INTRODUCTION
Il existe un mouvement d’opinion, parmi les économistes mondialistes, suivant lequel tout ce
qui contribue à réglementer les marchés et à infléchir les flux financiers dans un sens
politique, serait-ce dans l’intérêt commun, perturbe l’ordre naturel des choses. Les tenants de
cette idéologie sont généralement très critiques avec les pouvoirs publics; on reproche à ceux-
ci d’être volontiers centralisateurs, plénipotentiaires et fortement susceptibles d’investir les
fonds publics dans des programmes sociaux qui se révèlent souvent très coûteux.
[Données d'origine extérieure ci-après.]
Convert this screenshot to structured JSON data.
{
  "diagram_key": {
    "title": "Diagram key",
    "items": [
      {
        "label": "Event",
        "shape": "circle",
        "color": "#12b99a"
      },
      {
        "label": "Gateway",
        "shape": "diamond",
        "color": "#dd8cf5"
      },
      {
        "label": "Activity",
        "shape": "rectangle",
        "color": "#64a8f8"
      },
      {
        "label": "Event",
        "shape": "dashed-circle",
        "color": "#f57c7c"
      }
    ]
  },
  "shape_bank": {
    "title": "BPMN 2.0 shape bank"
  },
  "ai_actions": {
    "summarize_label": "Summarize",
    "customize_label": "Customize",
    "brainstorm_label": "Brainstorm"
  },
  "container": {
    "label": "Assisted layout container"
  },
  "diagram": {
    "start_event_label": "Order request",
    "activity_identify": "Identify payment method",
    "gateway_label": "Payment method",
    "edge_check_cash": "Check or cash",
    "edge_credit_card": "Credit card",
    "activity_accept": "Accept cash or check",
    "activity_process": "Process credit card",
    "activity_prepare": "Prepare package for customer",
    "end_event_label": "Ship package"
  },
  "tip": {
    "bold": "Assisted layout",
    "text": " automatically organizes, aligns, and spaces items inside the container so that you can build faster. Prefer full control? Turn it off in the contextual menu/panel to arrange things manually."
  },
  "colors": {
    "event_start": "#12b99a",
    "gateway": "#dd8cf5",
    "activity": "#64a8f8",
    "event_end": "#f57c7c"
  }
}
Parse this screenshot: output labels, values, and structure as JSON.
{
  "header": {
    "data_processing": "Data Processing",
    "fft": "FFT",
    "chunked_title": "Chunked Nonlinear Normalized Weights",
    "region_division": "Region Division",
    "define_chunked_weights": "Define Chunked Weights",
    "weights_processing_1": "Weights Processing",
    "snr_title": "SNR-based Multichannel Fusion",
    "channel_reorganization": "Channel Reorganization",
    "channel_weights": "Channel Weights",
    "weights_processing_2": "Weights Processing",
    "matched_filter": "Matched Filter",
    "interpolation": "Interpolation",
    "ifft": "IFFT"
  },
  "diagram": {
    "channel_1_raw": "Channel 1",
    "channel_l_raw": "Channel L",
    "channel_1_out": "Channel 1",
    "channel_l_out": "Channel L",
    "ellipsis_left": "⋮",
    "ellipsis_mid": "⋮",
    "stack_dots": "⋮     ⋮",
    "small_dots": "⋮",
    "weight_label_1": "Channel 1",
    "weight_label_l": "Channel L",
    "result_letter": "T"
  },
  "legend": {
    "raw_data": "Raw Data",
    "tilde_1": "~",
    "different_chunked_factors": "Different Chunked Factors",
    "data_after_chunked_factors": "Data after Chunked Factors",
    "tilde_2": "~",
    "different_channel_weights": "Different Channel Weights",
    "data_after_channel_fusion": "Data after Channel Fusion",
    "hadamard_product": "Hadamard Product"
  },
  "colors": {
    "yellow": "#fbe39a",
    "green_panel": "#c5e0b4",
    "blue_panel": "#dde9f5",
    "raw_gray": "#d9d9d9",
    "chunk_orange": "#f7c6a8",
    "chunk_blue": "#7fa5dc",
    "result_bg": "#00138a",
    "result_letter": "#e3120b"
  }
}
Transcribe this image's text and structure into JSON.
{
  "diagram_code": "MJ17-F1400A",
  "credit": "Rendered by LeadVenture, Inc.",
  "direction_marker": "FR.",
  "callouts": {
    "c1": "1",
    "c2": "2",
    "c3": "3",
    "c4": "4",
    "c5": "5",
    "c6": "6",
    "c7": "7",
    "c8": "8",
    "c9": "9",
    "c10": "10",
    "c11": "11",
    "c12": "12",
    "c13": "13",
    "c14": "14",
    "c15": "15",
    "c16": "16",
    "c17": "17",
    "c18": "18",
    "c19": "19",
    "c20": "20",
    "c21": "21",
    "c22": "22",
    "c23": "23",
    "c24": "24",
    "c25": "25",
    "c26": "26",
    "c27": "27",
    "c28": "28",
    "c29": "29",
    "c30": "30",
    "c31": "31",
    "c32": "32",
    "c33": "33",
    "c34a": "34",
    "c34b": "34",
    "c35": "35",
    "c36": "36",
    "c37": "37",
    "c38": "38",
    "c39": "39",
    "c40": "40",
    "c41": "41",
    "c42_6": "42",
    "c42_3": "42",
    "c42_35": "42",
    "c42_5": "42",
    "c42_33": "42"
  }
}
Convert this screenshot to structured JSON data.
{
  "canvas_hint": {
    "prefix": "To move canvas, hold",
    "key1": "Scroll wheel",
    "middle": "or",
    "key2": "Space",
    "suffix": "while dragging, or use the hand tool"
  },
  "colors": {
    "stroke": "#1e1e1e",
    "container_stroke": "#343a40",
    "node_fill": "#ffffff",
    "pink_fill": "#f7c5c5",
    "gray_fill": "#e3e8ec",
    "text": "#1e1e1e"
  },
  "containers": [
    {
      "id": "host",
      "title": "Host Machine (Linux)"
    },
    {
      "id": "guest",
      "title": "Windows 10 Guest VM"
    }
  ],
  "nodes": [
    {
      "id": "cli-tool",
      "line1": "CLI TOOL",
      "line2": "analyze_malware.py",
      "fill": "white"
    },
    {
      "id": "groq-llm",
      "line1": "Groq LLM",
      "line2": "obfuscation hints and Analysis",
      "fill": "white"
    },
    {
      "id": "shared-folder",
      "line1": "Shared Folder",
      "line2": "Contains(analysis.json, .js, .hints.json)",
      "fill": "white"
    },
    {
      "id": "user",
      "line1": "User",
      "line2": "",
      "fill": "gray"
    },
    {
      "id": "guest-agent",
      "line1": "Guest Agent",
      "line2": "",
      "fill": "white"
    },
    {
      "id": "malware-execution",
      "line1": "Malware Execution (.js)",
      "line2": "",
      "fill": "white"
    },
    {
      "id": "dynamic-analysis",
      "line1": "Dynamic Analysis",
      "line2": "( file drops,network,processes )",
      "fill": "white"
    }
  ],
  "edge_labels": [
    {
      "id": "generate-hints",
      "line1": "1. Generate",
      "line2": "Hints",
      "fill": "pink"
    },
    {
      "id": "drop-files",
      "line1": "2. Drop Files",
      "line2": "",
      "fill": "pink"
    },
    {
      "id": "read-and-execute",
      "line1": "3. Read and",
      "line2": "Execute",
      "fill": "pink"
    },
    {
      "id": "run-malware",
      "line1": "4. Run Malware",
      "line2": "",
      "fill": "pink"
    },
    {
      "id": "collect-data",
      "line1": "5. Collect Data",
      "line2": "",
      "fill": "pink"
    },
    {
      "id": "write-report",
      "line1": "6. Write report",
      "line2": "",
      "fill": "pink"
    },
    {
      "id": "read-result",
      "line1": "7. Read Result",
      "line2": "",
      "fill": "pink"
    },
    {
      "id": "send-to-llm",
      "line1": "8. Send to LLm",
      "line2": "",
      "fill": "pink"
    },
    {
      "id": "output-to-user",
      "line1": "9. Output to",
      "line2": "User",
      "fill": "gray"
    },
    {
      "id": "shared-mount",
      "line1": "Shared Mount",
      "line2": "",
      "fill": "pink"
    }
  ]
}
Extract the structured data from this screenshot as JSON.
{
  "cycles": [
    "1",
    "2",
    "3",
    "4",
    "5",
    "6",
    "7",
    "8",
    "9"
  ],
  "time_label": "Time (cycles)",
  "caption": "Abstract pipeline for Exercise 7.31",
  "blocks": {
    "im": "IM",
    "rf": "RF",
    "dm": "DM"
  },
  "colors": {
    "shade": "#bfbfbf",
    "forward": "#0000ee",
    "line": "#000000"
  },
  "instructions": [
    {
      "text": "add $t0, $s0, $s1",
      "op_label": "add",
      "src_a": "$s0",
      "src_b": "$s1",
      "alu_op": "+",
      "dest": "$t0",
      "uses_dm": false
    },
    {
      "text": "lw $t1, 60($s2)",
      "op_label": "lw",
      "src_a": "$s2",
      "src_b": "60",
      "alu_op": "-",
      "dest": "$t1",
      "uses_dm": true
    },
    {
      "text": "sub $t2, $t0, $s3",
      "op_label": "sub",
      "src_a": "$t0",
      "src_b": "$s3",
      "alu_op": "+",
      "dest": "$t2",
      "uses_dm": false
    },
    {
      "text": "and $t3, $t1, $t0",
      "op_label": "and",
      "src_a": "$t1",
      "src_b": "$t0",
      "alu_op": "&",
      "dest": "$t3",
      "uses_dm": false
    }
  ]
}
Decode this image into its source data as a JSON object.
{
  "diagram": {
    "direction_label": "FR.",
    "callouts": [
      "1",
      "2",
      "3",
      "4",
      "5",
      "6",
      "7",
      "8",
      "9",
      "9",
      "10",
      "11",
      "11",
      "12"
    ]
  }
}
Bien sûr, les gouvernements ont tenté de diverses manières de répondre à ces critiques, surtout
lorsque la situation politique et économique s’était à ce point détériorée que des mesures
concrètes devaient absolument être prises pour redresser la situation. Dans ce contexte, la
mesure la plus connue et la plus radicale qu’un gouvernement puisse prendre est certes la
privatisation des institutions publiques.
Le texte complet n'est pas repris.